Ainsi pourrait-on résumer en quelques phrases la démarche artistique d’une des rares chanteuses alsaciennes qui continue à défendre sa langue natale sur des accents résolument modernes.
“Des textes avec des notes d’humour, une touche de poésie une invitation à transformer le quotidien en rêve” explique Isabelle Grussenmeyer.
“Franchement, c’est toujours difficile de caser ma musique dans un style, un genre musical. “Ich pàss nit guet in e Käschtel nin” ! Mais ça reste toujours des chansons en alsacien pour les grands, …et pour les petits. Et ce n’est pas folklorique, ce sont des musiques actuelles”.
Bien sûr qu’en cette époque de mondialisation effrénée il est vital de continuer à créer, à chanter dans sa langue natale. Mais la langue ne doit surtout pas être l’unique atout d’une démarche artistique.
Il est essentiel que l’inspiration soit elle aussi au rendez-vous. Pas pour offrir de nouvelles versions de refrains alsaciens qu’on aurait envie de dépoussiérer mais bel et bien dans l’affirmation d’un répertoire enraciné dans des réalités actuelles.
Après Morjerot en 2002 et Hin un her en 2007, voici donc le 3ème album autoproduit d’Isabelle Grussenmeyer. S’y ajoute Sunnebluem (2004) “Sunnebluem” sur des textes de Conrad Winter et musiques de son fils Jean-Philippe.
Avec obstination, Isabelle Grussenmeyer trace sa voie de “Liedermacherin” (“faiseuses de chansons”): “Je me définis souvent par ce mot, c’est comme Songwriter en anglais, ça résume en un mot : auteur-compositeur-interprète“.
A l’aise sur scène …
ÉVIDENTE AISANCE SCÉNIQUE
Pour bien mettre en valeur son envie et son besoin de parler et de chanter en alsacien, l’artiste s’est entourée à la Choucrouterie de quatre talentueux musiciens : Adrien Geschickt (contrebasse), Jean Bernhardt (batterie, percussions), Kalévi Uibo aux guitares et Thomas Etterlé (claviers, cuillères, kazou). Et aussi au thérémine qui intrigue toujours le public : un des plus anciens instruments de musique électronique.

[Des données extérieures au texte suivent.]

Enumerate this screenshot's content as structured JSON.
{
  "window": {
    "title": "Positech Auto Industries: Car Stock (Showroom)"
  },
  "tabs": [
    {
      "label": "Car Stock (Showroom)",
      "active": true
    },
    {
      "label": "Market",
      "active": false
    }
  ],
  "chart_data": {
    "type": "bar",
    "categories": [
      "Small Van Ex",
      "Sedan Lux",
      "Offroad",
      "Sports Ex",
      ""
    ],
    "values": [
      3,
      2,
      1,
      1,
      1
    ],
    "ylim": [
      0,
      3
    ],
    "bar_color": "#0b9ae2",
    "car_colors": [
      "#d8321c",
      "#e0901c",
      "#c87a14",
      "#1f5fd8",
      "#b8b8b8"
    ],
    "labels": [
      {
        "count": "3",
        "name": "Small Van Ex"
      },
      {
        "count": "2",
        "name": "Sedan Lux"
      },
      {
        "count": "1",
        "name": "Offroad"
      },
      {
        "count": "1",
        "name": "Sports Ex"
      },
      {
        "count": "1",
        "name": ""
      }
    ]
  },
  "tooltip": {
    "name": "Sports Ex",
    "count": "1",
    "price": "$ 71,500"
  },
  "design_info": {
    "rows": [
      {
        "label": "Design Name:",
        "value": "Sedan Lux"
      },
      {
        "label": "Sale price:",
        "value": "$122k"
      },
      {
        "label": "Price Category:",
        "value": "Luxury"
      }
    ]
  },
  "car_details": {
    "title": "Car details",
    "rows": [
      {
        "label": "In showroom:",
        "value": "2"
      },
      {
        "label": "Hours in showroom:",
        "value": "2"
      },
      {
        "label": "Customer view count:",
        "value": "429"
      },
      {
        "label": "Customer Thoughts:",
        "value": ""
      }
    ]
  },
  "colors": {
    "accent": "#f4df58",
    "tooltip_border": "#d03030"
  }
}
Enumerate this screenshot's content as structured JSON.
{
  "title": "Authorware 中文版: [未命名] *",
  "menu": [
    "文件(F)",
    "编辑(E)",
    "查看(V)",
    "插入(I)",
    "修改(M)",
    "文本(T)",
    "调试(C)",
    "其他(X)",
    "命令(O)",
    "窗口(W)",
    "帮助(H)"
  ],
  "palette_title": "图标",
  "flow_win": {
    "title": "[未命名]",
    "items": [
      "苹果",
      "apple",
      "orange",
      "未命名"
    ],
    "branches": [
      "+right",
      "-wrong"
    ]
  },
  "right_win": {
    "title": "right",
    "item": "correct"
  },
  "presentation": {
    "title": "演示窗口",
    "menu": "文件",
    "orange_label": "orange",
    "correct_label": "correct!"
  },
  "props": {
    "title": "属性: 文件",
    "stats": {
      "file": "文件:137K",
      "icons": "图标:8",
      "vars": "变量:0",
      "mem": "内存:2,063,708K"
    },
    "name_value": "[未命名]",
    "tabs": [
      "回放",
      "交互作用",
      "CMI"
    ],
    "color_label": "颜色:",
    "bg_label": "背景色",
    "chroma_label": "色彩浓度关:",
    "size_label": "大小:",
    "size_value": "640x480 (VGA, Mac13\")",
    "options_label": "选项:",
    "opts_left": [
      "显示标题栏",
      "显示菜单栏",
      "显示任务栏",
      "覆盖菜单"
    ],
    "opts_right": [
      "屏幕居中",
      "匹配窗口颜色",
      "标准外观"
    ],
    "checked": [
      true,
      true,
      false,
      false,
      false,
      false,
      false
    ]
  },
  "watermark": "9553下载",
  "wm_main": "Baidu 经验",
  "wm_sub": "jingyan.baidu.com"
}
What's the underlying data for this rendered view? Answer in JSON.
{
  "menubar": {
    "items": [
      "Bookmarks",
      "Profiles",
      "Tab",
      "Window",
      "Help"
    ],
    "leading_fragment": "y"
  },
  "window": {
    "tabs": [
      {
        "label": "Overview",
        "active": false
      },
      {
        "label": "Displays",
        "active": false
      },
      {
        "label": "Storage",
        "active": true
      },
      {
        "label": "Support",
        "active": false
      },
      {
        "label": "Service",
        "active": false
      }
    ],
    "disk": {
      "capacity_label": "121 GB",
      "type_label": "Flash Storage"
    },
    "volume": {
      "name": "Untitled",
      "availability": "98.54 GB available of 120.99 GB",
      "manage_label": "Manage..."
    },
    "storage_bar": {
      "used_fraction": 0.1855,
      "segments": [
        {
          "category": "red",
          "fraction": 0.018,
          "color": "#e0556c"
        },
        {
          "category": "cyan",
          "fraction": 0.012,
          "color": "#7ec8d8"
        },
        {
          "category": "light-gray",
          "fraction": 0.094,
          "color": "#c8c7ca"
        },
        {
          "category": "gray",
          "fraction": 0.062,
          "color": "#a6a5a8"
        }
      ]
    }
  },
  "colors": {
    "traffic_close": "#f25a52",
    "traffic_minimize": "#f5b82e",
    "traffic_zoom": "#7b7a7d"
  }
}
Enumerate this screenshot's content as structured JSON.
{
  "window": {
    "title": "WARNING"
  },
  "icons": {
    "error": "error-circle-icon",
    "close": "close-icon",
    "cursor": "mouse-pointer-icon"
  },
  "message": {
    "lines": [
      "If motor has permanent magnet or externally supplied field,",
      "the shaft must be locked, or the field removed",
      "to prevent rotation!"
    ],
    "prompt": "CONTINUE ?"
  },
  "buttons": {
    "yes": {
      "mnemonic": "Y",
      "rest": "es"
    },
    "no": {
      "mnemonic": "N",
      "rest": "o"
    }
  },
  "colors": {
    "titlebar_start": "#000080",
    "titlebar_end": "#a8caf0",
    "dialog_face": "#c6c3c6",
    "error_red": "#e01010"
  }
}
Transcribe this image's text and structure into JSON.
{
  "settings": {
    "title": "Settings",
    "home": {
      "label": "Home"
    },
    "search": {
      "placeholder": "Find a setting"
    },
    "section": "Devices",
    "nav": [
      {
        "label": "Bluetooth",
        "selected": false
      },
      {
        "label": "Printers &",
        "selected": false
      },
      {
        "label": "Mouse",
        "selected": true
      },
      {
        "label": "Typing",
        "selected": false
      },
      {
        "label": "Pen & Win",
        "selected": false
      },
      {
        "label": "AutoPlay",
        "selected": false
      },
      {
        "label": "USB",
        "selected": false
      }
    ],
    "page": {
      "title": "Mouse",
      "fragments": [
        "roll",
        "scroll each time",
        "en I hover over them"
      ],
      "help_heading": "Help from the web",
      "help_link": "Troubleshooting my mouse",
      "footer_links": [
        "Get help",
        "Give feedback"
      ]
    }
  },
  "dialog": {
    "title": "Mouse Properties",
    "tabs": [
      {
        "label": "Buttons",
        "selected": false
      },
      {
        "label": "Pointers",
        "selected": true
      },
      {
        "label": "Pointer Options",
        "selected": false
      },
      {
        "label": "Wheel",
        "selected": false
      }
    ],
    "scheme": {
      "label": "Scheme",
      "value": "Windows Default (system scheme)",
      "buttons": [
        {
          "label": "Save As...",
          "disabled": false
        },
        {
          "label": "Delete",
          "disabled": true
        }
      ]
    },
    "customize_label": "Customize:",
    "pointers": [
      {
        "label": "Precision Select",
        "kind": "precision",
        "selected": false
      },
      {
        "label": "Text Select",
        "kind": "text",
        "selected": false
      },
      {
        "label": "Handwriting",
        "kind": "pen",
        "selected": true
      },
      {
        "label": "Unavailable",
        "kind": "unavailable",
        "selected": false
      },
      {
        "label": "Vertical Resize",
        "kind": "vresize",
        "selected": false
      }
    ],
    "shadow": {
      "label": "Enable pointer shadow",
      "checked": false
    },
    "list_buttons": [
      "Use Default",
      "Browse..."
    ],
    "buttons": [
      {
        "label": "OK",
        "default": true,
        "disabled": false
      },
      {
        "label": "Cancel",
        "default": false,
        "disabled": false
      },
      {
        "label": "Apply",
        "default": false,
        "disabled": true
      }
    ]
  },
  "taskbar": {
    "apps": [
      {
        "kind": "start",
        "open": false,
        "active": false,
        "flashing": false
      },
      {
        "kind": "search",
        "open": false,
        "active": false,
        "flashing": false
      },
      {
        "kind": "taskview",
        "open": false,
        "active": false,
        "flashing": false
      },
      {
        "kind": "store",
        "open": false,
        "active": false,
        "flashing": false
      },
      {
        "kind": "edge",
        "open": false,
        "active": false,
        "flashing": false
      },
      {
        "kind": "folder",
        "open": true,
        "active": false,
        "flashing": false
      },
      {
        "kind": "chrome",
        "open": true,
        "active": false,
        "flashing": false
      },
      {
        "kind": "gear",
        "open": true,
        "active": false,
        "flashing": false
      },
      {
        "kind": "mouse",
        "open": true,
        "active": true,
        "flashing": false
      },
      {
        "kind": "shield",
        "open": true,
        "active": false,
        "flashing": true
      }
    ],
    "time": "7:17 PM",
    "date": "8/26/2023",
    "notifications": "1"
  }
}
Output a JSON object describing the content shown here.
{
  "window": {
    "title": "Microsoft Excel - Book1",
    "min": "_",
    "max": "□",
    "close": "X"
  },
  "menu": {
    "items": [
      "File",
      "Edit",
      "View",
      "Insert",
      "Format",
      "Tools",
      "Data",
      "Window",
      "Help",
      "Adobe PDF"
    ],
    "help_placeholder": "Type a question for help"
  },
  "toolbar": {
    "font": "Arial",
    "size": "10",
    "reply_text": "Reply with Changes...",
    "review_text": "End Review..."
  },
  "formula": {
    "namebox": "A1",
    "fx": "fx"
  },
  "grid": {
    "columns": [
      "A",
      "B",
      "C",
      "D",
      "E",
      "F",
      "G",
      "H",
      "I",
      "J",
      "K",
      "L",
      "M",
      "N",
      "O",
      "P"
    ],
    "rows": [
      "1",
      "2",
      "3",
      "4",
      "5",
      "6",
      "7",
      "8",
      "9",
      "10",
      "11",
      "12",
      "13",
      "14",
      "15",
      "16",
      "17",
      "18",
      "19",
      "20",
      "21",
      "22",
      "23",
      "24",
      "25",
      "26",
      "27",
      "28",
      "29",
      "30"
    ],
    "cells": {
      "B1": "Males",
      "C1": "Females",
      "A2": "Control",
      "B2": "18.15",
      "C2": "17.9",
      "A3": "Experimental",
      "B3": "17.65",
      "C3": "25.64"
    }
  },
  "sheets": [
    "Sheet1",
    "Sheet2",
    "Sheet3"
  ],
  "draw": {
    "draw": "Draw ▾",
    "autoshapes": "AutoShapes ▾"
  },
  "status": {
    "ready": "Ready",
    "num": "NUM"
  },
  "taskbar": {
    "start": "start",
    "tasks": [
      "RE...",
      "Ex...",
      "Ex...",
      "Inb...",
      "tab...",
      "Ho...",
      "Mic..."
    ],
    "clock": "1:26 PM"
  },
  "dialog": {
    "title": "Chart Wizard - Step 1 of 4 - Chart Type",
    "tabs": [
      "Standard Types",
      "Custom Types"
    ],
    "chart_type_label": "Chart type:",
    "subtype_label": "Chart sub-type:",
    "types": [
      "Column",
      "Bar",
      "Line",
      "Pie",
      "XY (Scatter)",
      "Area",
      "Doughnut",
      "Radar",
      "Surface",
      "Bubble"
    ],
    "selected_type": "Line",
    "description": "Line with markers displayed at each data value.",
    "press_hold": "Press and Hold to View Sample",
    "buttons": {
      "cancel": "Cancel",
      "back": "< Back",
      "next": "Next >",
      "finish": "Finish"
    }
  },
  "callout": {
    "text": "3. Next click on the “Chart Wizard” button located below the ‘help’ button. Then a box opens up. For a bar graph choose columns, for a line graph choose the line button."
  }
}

Créé en 1919 par le Russe Lev Sergueïevitch Termen connu sous le nom de Léon Theremin, il se compose d’un boîtier électronique équipé de deux antennes, l’instrument a la particularité de produire de la musique sans être touché par l’instrumentiste.
Histoire de mieux faire comprendre son fonctionnement, la chanteuse cherchera une spectatrice dans la salle pour qu’elle en joue devant le public !
1ère leçon de thérémine pour Huguette, une des spectatrices de la Choucrouterie
SURMONTER LE TRAC ET ÊTRE (TRÈS) HEUREUSE FACE AU PUBLIC
Cette pause dans le spectacle, c’est aussi tout un symbole. Celui d’une artiste bien à l’aise sur scène, évoluant entre ses musiciens, s’avançant dans le public pour chercher un(e) volontaire pour jouer du thérémine.
Une fois surmontées les premières minutes du début de son spectacle entamé dans un certain stress, Isabelle s’en donne à cœur joie, expressive autant dans ses intonations que sa gestuelle : une réelle aisance qui aura eu raison de l’obsédant trac
De quoi lui inspirer une de mes chansons préférées de “Ich bin do” : “De Bühnedatteri” exprime avec humour et réalisme les divers symptômes qui s’emparent d’elle avant d’affronter le public.
Pris sur le vif, au moment des rappels …
“SPINNERLIED” : CLIN D’ŒIL À RENÉ ÉGLÈS
En plus des titres de son nouvel album, elle aura, ici et là, glissé des refrains plus anciens de son répertoire forgé au fil des années. Sa discographie est marquée par trois albums solo pour adultes), plusieurs participations à des compilations sans oublier quatre albums pour enfants en duo avec Jean-Pierre Albrecht et un livre-CD avec Gérard Dalton (et toujours Jean-Pierre Albrecht, également co-auteur de “Ich bin do”).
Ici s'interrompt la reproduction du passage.